Svart Records / VÖ: 22. Oktober 2021 / Stoner, Doom Metal
greenlung.co.uk
Text: David Spring
Doom-Metal-Bands schiessen derzeit wie Pilze aus dem Boden. Da ist es nicht leicht, die Übersicht zu bewahren und die Spreu vom Weizen zu trennen. Jede Woche erklingen neue Stoner- und Doom-Tracks aus aller Welt und man weiss gar nicht mehr, wo einem bei so viel Weltuntergang der Kopf stehen soll. Und dann erklingt wie aus dem Nichts auf einmal „The Harrowing“, das Intro zum neuen Album „Black Harvest“ von Green Lung, und alles ist wieder gut.
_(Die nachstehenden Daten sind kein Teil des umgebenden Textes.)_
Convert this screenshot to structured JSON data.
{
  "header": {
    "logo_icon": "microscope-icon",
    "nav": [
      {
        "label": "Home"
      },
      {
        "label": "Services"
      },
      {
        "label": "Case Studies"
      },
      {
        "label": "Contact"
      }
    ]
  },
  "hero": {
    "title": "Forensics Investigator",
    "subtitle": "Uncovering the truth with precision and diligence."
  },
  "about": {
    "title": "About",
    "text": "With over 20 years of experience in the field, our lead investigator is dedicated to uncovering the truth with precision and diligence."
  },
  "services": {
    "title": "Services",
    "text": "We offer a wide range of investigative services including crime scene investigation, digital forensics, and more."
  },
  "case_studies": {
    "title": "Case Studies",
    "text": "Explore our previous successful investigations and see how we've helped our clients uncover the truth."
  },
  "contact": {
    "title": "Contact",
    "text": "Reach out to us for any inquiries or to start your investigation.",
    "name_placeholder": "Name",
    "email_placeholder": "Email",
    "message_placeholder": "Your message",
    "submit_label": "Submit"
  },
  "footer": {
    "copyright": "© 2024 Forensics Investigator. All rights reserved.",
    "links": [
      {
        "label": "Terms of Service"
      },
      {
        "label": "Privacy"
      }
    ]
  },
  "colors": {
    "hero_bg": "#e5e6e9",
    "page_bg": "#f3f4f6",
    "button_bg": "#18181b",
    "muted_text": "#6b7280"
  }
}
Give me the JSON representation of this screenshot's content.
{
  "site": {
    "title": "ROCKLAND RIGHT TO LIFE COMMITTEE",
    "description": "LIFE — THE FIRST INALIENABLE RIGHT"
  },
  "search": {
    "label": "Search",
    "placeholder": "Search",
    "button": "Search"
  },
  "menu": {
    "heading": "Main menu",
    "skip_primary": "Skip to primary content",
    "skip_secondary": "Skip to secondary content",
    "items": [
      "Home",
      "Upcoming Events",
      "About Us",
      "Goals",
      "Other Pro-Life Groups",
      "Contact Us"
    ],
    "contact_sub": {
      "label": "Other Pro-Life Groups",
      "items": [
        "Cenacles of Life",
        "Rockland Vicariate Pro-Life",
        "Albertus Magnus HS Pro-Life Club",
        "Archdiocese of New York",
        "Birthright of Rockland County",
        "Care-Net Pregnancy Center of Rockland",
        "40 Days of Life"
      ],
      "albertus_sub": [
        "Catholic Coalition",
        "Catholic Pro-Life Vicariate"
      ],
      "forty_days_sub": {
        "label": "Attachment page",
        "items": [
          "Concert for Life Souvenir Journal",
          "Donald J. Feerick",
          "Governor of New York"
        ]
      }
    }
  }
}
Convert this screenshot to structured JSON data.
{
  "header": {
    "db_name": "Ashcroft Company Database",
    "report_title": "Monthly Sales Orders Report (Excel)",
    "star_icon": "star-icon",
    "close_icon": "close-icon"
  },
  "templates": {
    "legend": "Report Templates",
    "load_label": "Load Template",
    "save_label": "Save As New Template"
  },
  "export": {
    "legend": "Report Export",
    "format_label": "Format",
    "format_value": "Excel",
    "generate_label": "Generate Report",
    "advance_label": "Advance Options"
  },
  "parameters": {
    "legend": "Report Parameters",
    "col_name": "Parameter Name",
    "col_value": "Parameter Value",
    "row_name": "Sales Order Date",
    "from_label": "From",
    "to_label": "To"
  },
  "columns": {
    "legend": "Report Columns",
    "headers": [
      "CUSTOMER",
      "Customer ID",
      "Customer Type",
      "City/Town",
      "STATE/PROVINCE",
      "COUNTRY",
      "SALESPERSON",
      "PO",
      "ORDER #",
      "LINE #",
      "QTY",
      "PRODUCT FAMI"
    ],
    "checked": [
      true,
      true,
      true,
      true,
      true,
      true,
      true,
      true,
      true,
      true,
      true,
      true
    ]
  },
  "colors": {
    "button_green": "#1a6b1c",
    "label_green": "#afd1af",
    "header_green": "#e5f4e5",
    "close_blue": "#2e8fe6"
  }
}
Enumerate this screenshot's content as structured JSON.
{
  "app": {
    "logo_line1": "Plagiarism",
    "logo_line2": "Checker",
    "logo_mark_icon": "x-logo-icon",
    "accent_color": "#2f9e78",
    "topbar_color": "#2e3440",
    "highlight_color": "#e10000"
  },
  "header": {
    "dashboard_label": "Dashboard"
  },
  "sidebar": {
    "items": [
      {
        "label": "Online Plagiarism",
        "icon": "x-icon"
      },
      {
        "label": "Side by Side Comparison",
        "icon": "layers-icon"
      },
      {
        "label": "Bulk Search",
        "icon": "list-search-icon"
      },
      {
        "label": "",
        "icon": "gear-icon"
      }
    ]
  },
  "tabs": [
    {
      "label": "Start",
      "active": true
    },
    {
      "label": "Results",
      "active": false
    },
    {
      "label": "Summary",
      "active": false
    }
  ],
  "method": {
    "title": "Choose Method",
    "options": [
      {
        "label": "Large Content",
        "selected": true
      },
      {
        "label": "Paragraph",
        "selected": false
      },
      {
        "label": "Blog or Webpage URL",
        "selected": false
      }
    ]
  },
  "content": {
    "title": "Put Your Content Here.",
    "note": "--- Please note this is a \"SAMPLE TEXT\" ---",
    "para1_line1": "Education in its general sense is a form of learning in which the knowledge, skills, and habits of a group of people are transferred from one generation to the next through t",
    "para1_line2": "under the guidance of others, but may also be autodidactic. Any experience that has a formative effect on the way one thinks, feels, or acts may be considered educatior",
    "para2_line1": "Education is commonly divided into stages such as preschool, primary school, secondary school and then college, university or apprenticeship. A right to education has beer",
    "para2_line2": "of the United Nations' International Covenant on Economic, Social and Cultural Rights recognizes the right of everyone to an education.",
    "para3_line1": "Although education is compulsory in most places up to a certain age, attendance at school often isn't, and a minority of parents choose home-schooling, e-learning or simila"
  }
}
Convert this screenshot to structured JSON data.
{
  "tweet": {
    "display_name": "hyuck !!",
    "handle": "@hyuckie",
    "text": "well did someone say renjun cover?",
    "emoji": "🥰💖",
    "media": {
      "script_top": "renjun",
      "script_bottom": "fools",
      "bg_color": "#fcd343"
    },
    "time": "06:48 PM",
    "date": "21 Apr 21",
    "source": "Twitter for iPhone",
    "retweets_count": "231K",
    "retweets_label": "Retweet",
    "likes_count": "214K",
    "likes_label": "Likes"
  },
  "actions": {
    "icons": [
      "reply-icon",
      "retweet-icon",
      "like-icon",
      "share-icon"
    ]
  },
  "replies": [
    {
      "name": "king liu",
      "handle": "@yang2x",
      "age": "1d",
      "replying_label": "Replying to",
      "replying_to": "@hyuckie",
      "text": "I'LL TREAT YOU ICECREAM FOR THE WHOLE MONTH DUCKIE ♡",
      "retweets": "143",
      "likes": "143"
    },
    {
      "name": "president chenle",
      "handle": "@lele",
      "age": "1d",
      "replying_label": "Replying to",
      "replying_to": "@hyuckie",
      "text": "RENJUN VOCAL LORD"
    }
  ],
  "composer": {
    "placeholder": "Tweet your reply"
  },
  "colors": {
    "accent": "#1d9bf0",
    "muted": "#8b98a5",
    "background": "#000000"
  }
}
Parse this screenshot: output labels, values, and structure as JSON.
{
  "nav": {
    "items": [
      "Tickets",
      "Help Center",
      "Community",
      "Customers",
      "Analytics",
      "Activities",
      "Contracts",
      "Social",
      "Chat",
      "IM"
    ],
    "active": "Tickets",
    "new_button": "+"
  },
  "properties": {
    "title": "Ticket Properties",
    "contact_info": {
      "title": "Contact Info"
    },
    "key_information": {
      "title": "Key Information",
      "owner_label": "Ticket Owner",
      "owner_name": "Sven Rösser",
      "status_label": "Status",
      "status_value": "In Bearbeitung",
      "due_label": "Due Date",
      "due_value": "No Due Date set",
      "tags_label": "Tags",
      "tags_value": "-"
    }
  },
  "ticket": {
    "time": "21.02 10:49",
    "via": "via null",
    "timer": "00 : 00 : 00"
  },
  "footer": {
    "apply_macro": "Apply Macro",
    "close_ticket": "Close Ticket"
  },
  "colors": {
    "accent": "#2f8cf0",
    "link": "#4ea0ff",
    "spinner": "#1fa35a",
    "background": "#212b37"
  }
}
Aber von vorne. Green Lung sind aus London und ihr 2019er Debütwerk „Woodland Rites“ verhalf ihnen zu unverhofft viel Erfolg. Die Mischung aus Black Sabbath-eskem Doom und NWOBHM-Melodien schlug stark ein, entsprechend hoch waren die Erwartungen. Zum Glück werden diese auf „Black Harvest“ nicht nur erfüllt, sondern übertroffen. Da Themen wie der Tod, Weltuntergang und das Okkulte in den letzten Jahren auf Grund der Pandemie und der fortwährenden Klimakrise immer wie prävalenter werden, reihen sich die Songs von Green Lung perfekt in die Gemütslage ein.
Das erwähnte Intro läuft in das epochale „Old Gods“ über, welches sämtliche Restzweifel verschwinden lässt. Die ultraschweren Gitarrenriffs, die man von amtlichem Doom erwartet, sind hier und laden zum Mitbangen ein. Green Lung fügen eine weitere Ebene dazu, die Riffs sind zwar heavy, aber gleichzeitig auch erhaben und bombastisch. Vielleicht liegt es an den Iron Maiden-artigen Gitarrenläufen und -Harmonien, vielleicht an der sehr im Vordergrund stehenden Orgel. Oder vielleicht an der Tatsache, dass Sänger Tom Templar wie ein junger, frischer Ozzy klingt. Auf jeden Fall ist „Black Harvest“ mitnichten bloss ein weiteres Doom Album.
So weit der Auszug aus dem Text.